L’enclave espagnole de Ceuta fait l’objet d’une situation migratoire sans précédent dans son histoire. En moins de quarante-huit heures, plus de soixante mille personnes ont traversé illégalement la frontière marocaine, selon les données des autorités locales.
« La situation est intenable », a déclaré Juan Jesús Vivas, président de l’entité, qui précise que trente-quatre individus sont décédés lors de leur tentative de rejoindre l’enclave. Ce chiffre représente une échelle inédite pour un territoire d’environ 20 km² et 85 000 habitants.
Plusieurs milliers de migrants ont utilisé des méthodes inhabituelles pour franchir les barrières : nageurs, groupes organisés avec des bâches ou même des dispositifs improvisés. La zone frontalière de Tarajal, qui sépare Ceuta du Maroc, a été particulièrement touchée par cette migration massive.
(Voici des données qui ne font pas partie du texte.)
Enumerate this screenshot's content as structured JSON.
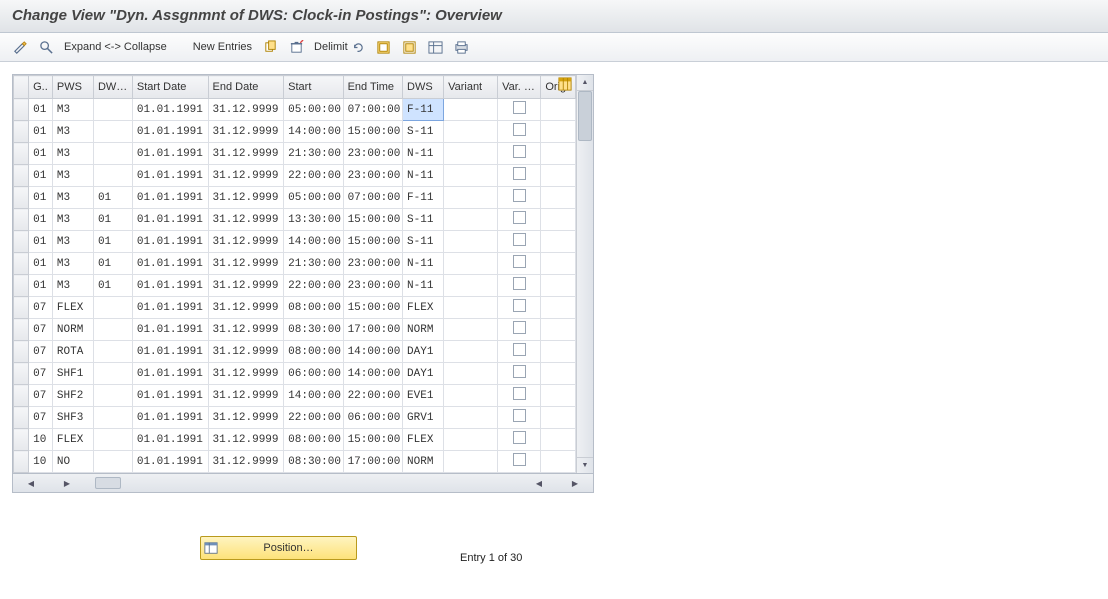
{
  "header": {
    "title": "Change View \"Dyn. Assgnmnt of DWS: Clock-in Postings\": Overview"
  },
  "toolbar": {
    "expand_collapse": "Expand <-> Collapse",
    "new_entries": "New Entries",
    "delimit": "Delimit"
  },
  "table": {
    "columns": [
      "G..",
      "PWS",
      "DW…",
      "Start Date",
      "End Date",
      "Start",
      "End Time",
      "DWS",
      "Variant",
      "Var. …",
      "Orig"
    ],
    "rows": [
      {
        "g": "01",
        "pws": "M3",
        "dw": "",
        "sd": "01.01.1991",
        "ed": "31.12.9999",
        "st": "05:00:00",
        "et": "07:00:00",
        "dws": "F-11",
        "var": "",
        "vf": false,
        "o": "",
        "sel": true
      },
      {
        "g": "01",
        "pws": "M3",
        "dw": "",
        "sd": "01.01.1991",
        "ed": "31.12.9999",
        "st": "14:00:00",
        "et": "15:00:00",
        "dws": "S-11",
        "var": "",
        "vf": false,
        "o": "",
        "sel": false
      },
      {
        "g": "01",
        "pws": "M3",
        "dw": "",
        "sd": "01.01.1991",
        "ed": "31.12.9999",
        "st": "21:30:00",
        "et": "23:00:00",
        "dws": "N-11",
        "var": "",
        "vf": false,
        "o": "",
        "sel": false
      },
      {
        "g": "01",
        "pws": "M3",
        "dw": "",
        "sd": "01.01.1991",
        "ed": "31.12.9999",
        "st": "22:00:00",
        "et": "23:00:00",
        "dws": "N-11",
        "var": "",
        "vf": false,
        "o": "",
        "sel": false
      },
      {
        "g": "01",
        "pws": "M3",
        "dw": "01",
        "sd": "01.01.1991",
        "ed": "31.12.9999",
        "st": "05:00:00",
        "et": "07:00:00",
        "dws": "F-11",
        "var": "",
        "vf": false,
        "o": "",
        "sel": false
      },
      {
        "g": "01",
        "pws": "M3",
        "dw": "01",
        "sd": "01.01.1991",
        "ed": "31.12.9999",
        "st": "13:30:00",
        "et": "15:00:00",
        "dws": "S-11",
        "var": "",
        "vf": false,
        "o": "",
        "sel": false
      },
      {
        "g": "01",
        "pws": "M3",
        "dw": "01",
        "sd": "01.01.1991",
        "ed": "31.12.9999",
        "st": "14:00:00",
        "et": "15:00:00",
        "dws": "S-11",
        "var": "",
        "vf": false,
        "o": "",
        "sel": false
      },
      {
        "g": "01",
        "pws": "M3",
        "dw": "01",
        "sd": "01.01.1991",
        "ed": "31.12.9999",
        "st": "21:30:00",
        "et": "23:00:00",
        "dws": "N-11",
        "var": "",
        "vf": false,
        "o": "",
        "sel": false
      },
      {
        "g": "01",
        "pws": "M3",
        "dw": "01",
        "sd": "01.01.1991",
        "ed": "31.12.9999",
        "st": "22:00:00",
        "et": "23:00:00",
        "dws": "N-11",
        "var": "",
        "vf": false,
        "o": "",
        "sel": false
      },
      {
        "g": "07",
        "pws": "FLEX",
        "dw": "",
        "sd": "01.01.1991",
        "ed": "31.12.9999",
        "st": "08:00:00",
        "et": "15:00:00",
        "dws": "FLEX",
        "var": "",
        "vf": false,
        "o": "",
        "sel": false
      },
      {
        "g": "07",
        "pws": "NORM",
        "dw": "",
        "sd": "01.01.1991",
        "ed": "31.12.9999",
        "st": "08:30:00",
        "et": "17:00:00",
        "dws": "NORM",
        "var": "",
        "vf": false,
        "o": "",
        "sel": false
      },
      {
        "g": "07",
        "pws": "ROTA",
        "dw": "",
        "sd": "01.01.1991",
        "ed": "31.12.9999",
        "st": "08:00:00",
        "et": "14:00:00",
        "dws": "DAY1",
        "var": "",
        "vf": false,
        "o": "",
        "sel": false
      },
      {
        "g": "07",
        "pws": "SHF1",
        "dw": "",
        "sd": "01.01.1991",
        "ed": "31.12.9999",
        "st": "06:00:00",
        "et": "14:00:00",
        "dws": "DAY1",
        "var": "",
        "vf": false,
        "o": "",
        "sel": false
      },
      {
        "g": "07",
        "pws": "SHF2",
        "dw": "",
        "sd": "01.01.1991",
        "ed": "31.12.9999",
        "st": "14:00:00",
        "et": "22:00:00",
        "dws": "EVE1",
        "var": "",
        "vf": false,
        "o": "",
        "sel": false
      },
      {
        "g": "07",
        "pws": "SHF3",
        "dw": "",
        "sd": "01.01.1991",
        "ed": "31.12.9999",
        "st": "22:00:00",
        "et": "06:00:00",
        "dws": "GRV1",
        "var": "",
        "vf": false,
        "o": "",
        "sel": false
      },
      {
        "g": "10",
        "pws": "FLEX",
        "dw": "",
        "sd": "01.01.1991",
        "ed": "31.12.9999",
        "st": "08:00:00",
        "et": "15:00:00",
        "dws": "FLEX",
        "var": "",
        "vf": false,
        "o": "",
        "sel": false
      },
      {
        "g": "10",
        "pws": "NO",
        "dw": "",
        "sd": "01.01.1991",
        "ed": "31.12.9999",
        "st": "08:30:00",
        "et": "17:00:00",
        "dws": "NORM",
        "var": "",
        "vf": false,
        "o": "",
        "sel": false
      }
    ]
  },
  "footer": {
    "position_btn": "Position…",
    "entry_text": "Entry 1 of 30"
  }
}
Le ministère espagnol indique que près de 25 000 personnes ont déjà été renvoyées au Maroc après avoir tenté d’arriver dans l’enclave.
Le premier ministre Pedro Sánchez a mobilisé des forces spéciales pour sécuriser les axes critiques, accusant explicitement les réseaux de passeurs d’avoir exploité un arrêt judiciaire récent interdisant l’expulsion immédiate vers le Maroc. Le président Vivas compare cette situation à la pénurie historique qu’aurait pu représenter l’arrivée soudaine de 34 millions de personnes en Espagne en une journée, proportionnellement à la population de Ceuta.
Au niveau européen, les tensions montent : l’Italie a évoqué la possibilité de suspendre temporairement l’Espagne dans l’espace Schengen, une proposition que Madrid a qualifiée d’« inappropriée ». Les pays européens demandent en revanche un renforcement des contrôles aux frontières extérieures.
Cette crise rappelle celle du mois de mai 2021, mais son ampleur actuelle souligne la complexité croissante dans la gestion migratoire européenne. Les décisions à venir deviendront essentielles pour éviter un échec historique dans ce défi global.